Born April 16, 1940, in Highland Park, NJ, Joan Snyder received her A.B. from Douglass College in 1962, and her M.F.A. from Rutgers University in 1966. Snyder has been the recipient of several awards, including a National Endowment for the Arts Fellowship in 1974, a John Simon Guggenheim Memorial Fellowship in 1983, and a MacArthur Fellowship in 2007. Snyder currently lives in Brooklyn and Woodstock, NY.
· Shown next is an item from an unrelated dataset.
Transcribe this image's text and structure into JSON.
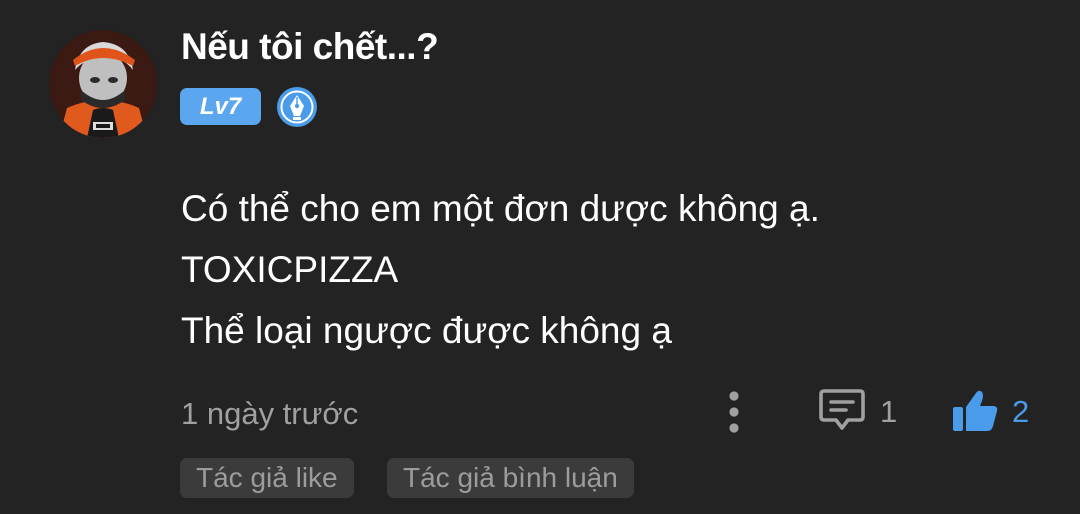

Joan Snyder first gained public attention in the early 1970s with her gestural and elegant "stroke paintings", which used the grid to deconstruct and retell the story of abstract painting. By the late 70s Snyder abandoned the formality of the grid. She began to more explicitly incorporate symbols and text, and the paintings took on a more complex materiality. These early works were included in the 1973 and 1981 Whitney Biennials and the 1975 Corcoran Biennial. Often referred to as an autobiographical or confessional artist, her paintings are essentially narratives of both personal and communal experiences. Through a fiercely individual approach and persistent experimentation with technique and materials, Snyder has extended the expressive potential of abstract painting and inspired generations of emerging artists.
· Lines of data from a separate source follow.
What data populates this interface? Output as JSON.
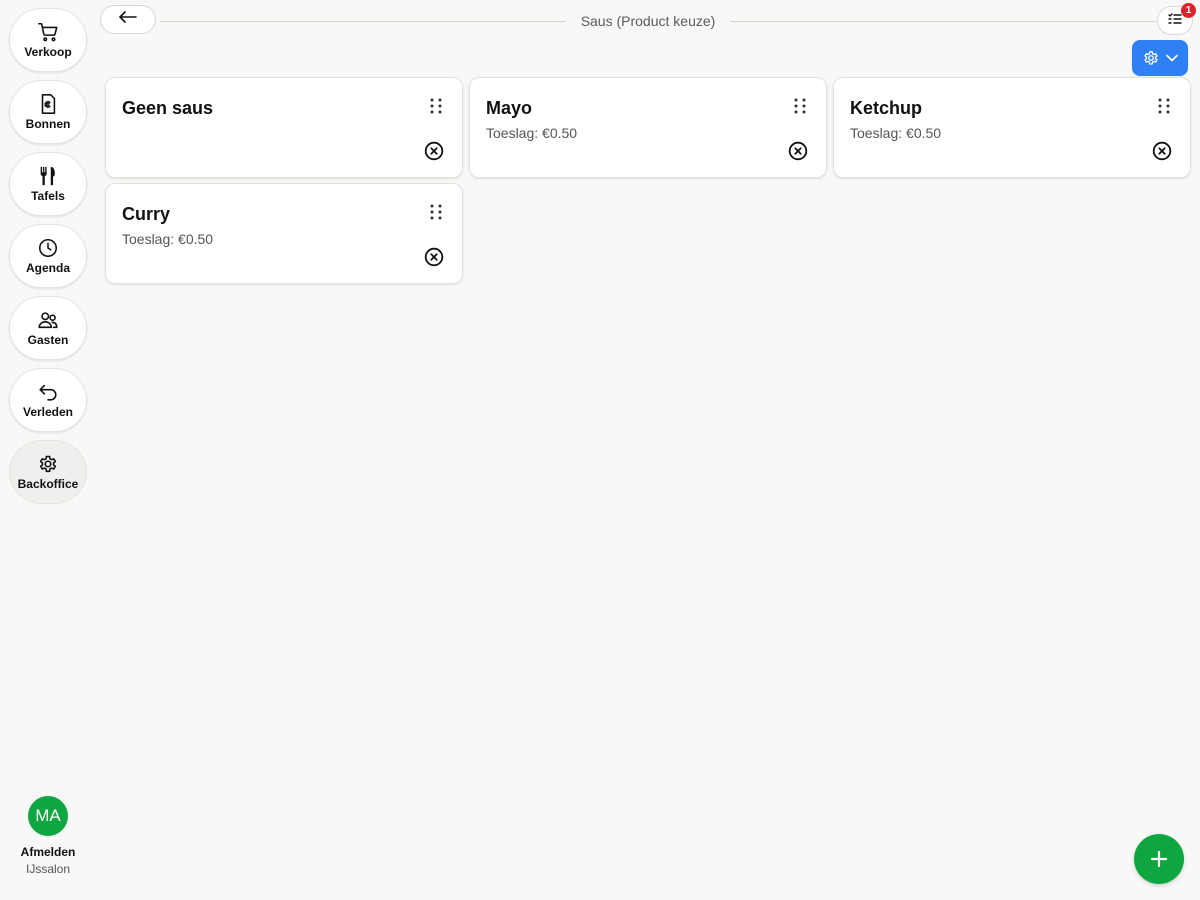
{
  "sidebar": {
    "items": [
      {
        "label": "Verkoop",
        "icon": "cart-icon"
      },
      {
        "label": "Bonnen",
        "icon": "receipt-euro-icon"
      },
      {
        "label": "Tafels",
        "icon": "cutlery-icon"
      },
      {
        "label": "Agenda",
        "icon": "clock-icon"
      },
      {
        "label": "Gasten",
        "icon": "users-icon"
      },
      {
        "label": "Verleden",
        "icon": "undo-icon"
      },
      {
        "label": "Backoffice",
        "icon": "gear-icon",
        "active": true
      }
    ],
    "user": {
      "initials": "MA",
      "logout_label": "Afmelden",
      "org": "IJssalon"
    }
  },
  "header": {
    "title": "Saus (Product keuze)",
    "tasks_badge": "1"
  },
  "cards": [
    {
      "name": "Geen saus",
      "surcharge": ""
    },
    {
      "name": "Mayo",
      "surcharge": "Toeslag: €0.50"
    },
    {
      "name": "Ketchup",
      "surcharge": "Toeslag: €0.50"
    },
    {
      "name": "Curry",
      "surcharge": "Toeslag: €0.50"
    }
  ],
  "colors": {
    "accent_blue": "#2f7ff5",
    "accent_green": "#0ea640",
    "badge_red": "#e2202e",
    "background": "#f8f8f6"
  }
}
In 2005, The Jewish Museum in New York City presented a 35-year survey of her work, which then traveled to the Danforth Museum of Art, accompanied by a monograph, Joan Snyder, with an introduction by Norman Kleeblatt and essays by Hayden Herrera and Jenni Sorkin. In 2011, Dancing With The Dark: Joan Snyder Prints 1963-2010, a travelling exhibition of Snyder’s prints opened at the Zimmerli Art Museum in New Jersey, accompanied by a comprehensive exhibition catalogue with essays by Faye Hirsch and Marilyn Symmes, co-published by DelMonico Books/Prestel and Zimmerli Art Museum.
Snyder’s work is included in many public collections including The Metropolitan Museum of Art, the Museum of Modern Art, The Whitney Museum of American Art, The Jewish Museum, The Guggenheim, The High Museum of Art, The San Francisco Museum of Modern Art, The Art Institute of Chicago and The Phillips Collection.